2017 wildfire in British Columbia, Canada

The Plateau Complex was a wildfire in the Canadian province of British Columbia in 2017. The complex was a result of the merging of 19 separate wildfires over the months of July and August. At a final size of 545,151 ha, it is the second largest fire in B.C. history. The fire burned in the Interior plateau in the Cariboo and Chilcotin regions, approximately 60 km northwest of the city of Williams Lake.

== Background ==
The 2017 fire season in B.C. was, at the time, the most destructive in terms of area burned in the province's history. The Cariboo region saw high temperatures throughout the month of June, increasing the fire risk. The area had been severely affected by the mountain pine beetle epidemic, which had killed off significant amounts of lodgepole pine. This resulted in a very high Build-Up Index, a measure of available flammable material in forest areas.

== Ignition and spread ==
The first of the many fires that would become the Plateau Complex was noticed in the province's Cariboo region on July 7th. A large number of fires were sparked by a major system of thunderstorms that moved through the region between July 6th and 8th.
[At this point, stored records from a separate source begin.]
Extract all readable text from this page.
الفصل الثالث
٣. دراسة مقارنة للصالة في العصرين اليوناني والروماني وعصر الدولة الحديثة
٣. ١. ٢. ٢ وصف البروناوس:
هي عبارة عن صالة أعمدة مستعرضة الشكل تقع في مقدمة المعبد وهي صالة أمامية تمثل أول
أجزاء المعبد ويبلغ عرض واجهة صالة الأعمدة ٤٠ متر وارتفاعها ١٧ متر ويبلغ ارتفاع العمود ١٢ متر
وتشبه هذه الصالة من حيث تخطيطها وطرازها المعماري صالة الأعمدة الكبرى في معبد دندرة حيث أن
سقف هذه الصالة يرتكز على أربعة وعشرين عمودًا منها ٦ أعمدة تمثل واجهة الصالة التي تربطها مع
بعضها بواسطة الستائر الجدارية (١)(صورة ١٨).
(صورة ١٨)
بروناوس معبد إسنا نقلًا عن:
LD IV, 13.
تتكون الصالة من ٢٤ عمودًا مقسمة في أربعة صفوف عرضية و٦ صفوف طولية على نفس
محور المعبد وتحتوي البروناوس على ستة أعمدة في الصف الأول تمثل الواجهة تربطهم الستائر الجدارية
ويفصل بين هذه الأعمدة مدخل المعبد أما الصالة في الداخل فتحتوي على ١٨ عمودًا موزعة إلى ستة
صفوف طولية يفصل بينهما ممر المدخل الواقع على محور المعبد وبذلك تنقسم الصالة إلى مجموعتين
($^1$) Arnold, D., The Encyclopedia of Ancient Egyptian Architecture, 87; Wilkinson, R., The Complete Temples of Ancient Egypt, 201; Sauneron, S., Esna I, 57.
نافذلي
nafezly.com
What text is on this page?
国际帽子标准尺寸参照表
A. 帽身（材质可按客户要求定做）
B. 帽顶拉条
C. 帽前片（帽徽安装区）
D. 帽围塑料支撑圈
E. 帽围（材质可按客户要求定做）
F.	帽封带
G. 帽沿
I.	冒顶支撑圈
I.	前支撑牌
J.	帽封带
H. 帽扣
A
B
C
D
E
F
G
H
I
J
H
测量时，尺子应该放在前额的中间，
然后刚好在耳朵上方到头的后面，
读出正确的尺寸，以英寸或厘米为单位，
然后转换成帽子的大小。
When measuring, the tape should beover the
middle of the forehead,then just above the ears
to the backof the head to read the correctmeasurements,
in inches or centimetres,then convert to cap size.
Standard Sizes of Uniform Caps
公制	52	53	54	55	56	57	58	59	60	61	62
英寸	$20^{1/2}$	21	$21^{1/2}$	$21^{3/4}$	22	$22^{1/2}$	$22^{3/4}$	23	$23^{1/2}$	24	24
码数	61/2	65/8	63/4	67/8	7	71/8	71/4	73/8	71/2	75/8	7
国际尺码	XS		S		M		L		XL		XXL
The fire was detected inside Itcha Ilgachuz Provincial Park. The fires that would become the complex saw large growth at the end of July, and by mid-August, some had joined together. Some of the individual fires that burned into each other included the Chezacut, Tautri, Bishop’s Bluff, Baezaeko, Wentworth Creek, and Arc Mountain fires.

== Impacts ==
The Plateau Complex fire, as well as several other major fires in the same region (such as the Hanceville-Riske Creek fire and the Elephant Hill fire), led to a provincial state of emergency for a total of 10 weeks, the longest at the time. Five homes and 25 structures were destroyed by the fire. Logging is a major industry in the region; the fires caused a loss of approximately 22000000 m3 of green timber. Also lost were important habitats for bighorn sheep, old growth forests, and forests and facilities in provincial parks.